In this study, bibliometric review was portrayed to analyse and reveal the trends and patterns in soil moisture using remote sensing research fields. MODIS is one of the remote sensing satellites launched that benefitted soil moisture study. This study collected reliable SCOPUS database from 2000 until 2020 with data interpreted software VOSviewer. The exported and analysed data shows that annually, the number of articles gradually increases steadily proving that soil moisture using remote sensing had wide study prospects. Global cooperation specifically between developed countries such as the USA, France and other countries is noticeably an essential incentive to the further study in soil moisture using remote sensing. This can be seen from the published articles, and citations per article of international cooperation had higher frequency than independent published articles.
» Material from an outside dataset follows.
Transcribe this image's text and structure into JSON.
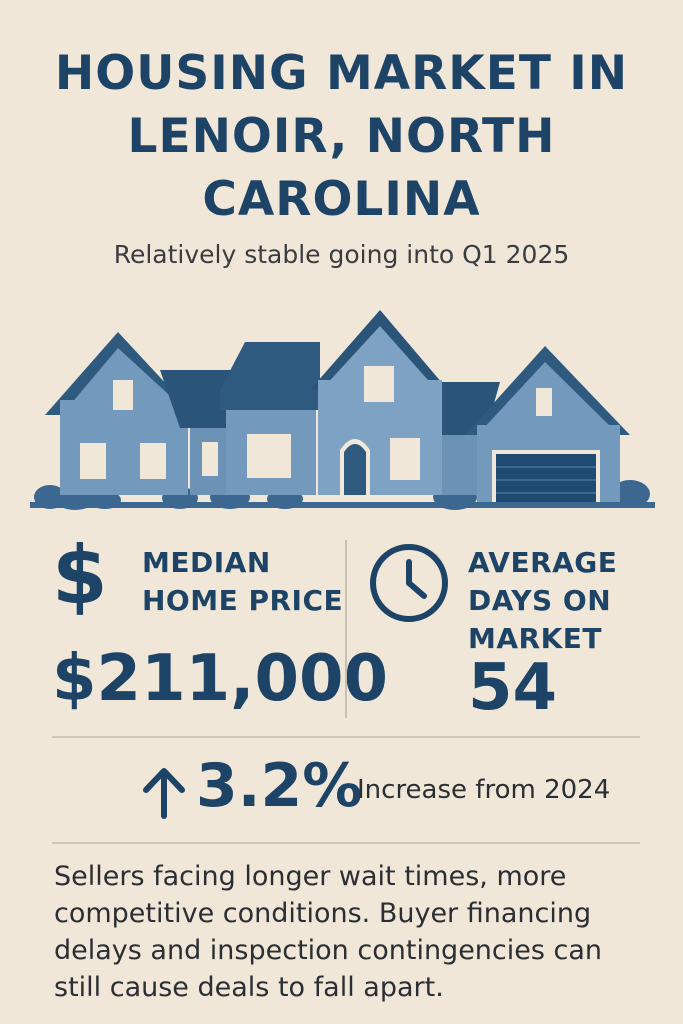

As for developing countries, more high impact articles and outputs are needed to be produced in the future. Many developed countries’ universities lack the framework of ethical oversight boards. Colleagues from both developing and developed countries could work together on requests for support from agencies. Researchers from developing countries will be able to access the existing ethical review processes at universities in developed countries as a result of this collaboration. In terms of soil moisture, the study is mostly related to agriculture production and life such as environmental, agriculture and ecology. The soil moisture data are also important as it can be applied for drought and climate change prediction models. With the aid of remote sensing technology, the ease of access of internet, advanced satellite data and high-quality references from the previous studies by other researchers, the accuracy of the models can be improved remarkably. Hence, global warming issue that concerned worldwide could be reducing with high precision models.